Après cette hausse actuelle des prix, le carburant nigérian sera toujours relativement moins cher que le carburant dans les pays voisins tels que le Cameroun, le Bénin, le Niger et les autres.

Quant à ce que le gouvernement camerounais peut éventuellement faire pour atténuer la situation lamentable, en particulier dans les régions frontalières, le professeur Molua a déclaré: «Il est désormais possible pour le gouvernement d’établir des stations-service dans le cadre du programme Tradex dans les villes frontalières où les entrepreneurs privés ont pas pu y aller. »

Le Dr Nick Ngwanyam, un autre professeur d’université et critique social, a déclaré que le gouvernement camerounais, comme beaucoup d’autres en Afrique, doit maintenant investir pleinement dans le processus de raffinage de son propre brut et se sevrer des tracas des produits pétroliers importés qui ne peuvent être vendu lorsqu’il est subventionné.

« Les gouvernements africains ont beaucoup de problèmes en matière de carburant et ce problème est lié à la technologie. De nombreux pays africains possèdent des gisements de pétrole brut mais manquent de compétences ou de main-d’œuvre pour le raffiner. Ils vendent donc le brut à des prix très bas et achètent des produits pétroliers finis à des prix plus élevés. Ils se retrouvent avec le fardeau de payer des subventions.

« Et quand il s’agit de la gestion financière dans les pays africains, c’est très flou. Il y a donc beaucoup de vol, de corruption et de mauvaise gestion.

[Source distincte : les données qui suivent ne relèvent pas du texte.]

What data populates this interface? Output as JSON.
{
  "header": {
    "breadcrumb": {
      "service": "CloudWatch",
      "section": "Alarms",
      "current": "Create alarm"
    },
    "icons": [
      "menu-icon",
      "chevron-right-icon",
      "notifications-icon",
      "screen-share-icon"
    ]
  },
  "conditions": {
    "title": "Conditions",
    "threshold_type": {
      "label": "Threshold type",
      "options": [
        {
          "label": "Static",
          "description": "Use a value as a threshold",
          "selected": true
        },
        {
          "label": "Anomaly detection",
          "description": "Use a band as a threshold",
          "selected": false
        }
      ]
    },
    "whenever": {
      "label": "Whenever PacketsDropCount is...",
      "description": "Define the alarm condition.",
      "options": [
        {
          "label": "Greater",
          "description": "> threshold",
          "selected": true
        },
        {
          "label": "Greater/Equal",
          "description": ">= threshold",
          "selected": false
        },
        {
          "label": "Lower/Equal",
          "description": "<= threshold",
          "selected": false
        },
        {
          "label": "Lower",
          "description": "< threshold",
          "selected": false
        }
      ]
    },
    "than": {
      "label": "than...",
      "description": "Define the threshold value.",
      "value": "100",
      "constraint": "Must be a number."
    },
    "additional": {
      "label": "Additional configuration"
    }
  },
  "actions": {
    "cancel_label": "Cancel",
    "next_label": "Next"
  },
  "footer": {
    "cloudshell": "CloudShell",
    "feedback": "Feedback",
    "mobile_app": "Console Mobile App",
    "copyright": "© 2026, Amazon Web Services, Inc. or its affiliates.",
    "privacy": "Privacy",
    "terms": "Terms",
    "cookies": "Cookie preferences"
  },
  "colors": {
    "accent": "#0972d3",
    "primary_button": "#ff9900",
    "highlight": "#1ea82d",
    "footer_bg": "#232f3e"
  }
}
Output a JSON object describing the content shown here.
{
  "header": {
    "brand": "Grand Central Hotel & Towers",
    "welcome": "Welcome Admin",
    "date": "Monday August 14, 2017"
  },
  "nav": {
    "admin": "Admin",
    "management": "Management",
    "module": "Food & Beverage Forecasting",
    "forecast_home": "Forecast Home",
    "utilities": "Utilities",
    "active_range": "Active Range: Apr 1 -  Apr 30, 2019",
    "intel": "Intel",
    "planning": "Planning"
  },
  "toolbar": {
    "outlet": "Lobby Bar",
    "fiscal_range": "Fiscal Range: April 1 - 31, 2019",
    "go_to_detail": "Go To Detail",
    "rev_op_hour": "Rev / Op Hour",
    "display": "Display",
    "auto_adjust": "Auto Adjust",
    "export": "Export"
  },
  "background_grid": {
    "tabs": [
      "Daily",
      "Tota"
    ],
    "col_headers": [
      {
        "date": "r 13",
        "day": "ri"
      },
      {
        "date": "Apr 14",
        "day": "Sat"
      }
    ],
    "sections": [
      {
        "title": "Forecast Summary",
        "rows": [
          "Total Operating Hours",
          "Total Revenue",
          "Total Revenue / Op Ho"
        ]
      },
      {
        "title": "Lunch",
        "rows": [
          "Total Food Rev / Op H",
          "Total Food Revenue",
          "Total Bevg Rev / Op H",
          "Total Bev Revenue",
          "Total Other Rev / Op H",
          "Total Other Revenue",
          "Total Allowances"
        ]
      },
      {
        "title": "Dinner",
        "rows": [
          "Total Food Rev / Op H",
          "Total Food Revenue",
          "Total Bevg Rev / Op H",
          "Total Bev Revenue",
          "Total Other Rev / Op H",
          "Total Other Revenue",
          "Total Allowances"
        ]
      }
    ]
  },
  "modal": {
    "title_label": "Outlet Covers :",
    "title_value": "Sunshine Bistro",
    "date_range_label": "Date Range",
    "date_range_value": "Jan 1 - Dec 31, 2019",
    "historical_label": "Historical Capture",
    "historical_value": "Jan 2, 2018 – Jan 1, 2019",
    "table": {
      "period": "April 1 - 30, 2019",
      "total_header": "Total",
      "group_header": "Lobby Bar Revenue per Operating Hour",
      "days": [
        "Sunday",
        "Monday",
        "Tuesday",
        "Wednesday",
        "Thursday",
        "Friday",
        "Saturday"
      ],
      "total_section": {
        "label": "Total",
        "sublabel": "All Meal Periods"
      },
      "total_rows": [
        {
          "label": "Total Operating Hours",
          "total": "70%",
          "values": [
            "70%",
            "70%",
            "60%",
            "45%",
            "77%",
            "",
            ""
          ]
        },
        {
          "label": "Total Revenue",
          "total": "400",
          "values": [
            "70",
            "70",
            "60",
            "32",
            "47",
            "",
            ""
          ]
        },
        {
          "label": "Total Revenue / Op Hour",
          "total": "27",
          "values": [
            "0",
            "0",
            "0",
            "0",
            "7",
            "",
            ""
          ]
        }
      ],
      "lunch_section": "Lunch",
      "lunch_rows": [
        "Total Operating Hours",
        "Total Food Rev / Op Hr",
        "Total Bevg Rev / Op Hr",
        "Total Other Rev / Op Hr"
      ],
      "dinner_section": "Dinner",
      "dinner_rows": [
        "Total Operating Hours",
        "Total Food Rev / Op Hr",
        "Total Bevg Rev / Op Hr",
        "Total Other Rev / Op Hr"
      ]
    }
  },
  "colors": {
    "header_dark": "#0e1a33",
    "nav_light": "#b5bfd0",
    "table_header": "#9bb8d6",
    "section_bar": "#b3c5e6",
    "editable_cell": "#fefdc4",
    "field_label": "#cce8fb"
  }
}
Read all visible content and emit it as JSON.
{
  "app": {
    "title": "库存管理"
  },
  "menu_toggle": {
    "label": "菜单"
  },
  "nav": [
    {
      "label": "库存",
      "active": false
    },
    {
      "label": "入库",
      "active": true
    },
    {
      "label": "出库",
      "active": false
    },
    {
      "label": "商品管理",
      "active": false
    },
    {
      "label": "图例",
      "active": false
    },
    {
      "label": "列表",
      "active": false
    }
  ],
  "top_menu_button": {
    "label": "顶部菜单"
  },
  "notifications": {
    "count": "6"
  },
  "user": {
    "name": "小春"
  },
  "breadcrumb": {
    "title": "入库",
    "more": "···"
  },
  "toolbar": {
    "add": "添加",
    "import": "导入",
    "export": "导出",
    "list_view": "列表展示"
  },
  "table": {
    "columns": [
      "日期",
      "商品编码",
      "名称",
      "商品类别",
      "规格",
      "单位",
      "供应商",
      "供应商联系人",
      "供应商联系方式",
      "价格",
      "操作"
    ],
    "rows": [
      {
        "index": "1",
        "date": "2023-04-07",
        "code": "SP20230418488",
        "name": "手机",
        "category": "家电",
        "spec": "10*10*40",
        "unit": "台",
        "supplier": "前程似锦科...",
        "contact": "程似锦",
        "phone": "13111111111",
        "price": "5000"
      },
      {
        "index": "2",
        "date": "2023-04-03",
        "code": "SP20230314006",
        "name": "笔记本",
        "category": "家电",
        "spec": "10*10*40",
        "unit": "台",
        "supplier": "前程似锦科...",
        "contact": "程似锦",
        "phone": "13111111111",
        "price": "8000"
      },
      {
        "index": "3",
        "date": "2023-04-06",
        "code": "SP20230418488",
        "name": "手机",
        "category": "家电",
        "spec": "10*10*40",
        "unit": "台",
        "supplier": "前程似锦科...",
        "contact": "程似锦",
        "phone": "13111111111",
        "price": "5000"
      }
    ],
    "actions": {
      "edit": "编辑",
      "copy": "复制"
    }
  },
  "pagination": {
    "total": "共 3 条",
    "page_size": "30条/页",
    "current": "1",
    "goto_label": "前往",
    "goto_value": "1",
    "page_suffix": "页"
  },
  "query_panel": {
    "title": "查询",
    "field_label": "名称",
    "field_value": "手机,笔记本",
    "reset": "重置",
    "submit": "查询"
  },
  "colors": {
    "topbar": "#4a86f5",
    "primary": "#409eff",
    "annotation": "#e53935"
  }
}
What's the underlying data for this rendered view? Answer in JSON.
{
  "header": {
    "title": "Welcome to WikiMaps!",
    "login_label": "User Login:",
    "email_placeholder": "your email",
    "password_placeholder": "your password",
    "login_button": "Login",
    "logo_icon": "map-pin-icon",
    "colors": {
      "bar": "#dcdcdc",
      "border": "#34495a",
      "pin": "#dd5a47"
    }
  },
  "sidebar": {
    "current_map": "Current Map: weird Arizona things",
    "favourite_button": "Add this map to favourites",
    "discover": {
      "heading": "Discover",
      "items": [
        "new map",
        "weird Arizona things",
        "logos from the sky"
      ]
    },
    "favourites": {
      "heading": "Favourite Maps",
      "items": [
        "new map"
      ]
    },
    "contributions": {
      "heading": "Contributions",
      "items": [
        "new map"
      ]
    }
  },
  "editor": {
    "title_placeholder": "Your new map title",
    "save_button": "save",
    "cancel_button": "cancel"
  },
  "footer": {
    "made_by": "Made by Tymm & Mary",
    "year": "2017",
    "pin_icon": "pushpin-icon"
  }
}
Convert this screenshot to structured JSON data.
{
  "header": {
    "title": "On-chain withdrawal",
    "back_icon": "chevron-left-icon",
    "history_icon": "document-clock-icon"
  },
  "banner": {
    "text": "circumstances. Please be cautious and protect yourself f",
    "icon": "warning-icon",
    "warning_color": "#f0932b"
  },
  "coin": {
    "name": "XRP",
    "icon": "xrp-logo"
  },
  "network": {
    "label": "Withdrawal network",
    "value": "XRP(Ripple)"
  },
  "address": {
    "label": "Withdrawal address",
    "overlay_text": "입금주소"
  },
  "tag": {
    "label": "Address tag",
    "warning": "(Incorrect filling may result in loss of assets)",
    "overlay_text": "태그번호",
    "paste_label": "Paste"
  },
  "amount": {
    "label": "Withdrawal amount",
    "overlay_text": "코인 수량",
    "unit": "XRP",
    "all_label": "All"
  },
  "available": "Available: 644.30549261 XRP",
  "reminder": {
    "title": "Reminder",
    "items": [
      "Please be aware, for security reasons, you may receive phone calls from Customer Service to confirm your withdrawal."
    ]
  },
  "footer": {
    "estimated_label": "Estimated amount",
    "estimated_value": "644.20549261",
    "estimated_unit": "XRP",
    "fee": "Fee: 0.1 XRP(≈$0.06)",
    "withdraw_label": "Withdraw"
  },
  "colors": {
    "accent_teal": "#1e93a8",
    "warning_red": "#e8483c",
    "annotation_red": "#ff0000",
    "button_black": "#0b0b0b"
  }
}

S’il doit résoudre la crise actuelle et libérer les Camerounais du double choc de mai – la destruction de sa seule raffinerie de pétrole le 31 mai 2019 et la suppression des subventions de Tinubu le 29 mai 2023 – le gouvernement doit rapidement ressusciter sa raffinerie, planter des stations-service à villes frontalières et œuvrer à la baisse des prix élevés de ses propres produits pétroliers au profit de ses 28 millions d’habitants. Après tout, le Cameroun est un pays producteur de pétrole classé 55e dans le monde avec un total de 200 millions de barils de réserves prouvées de pétrole.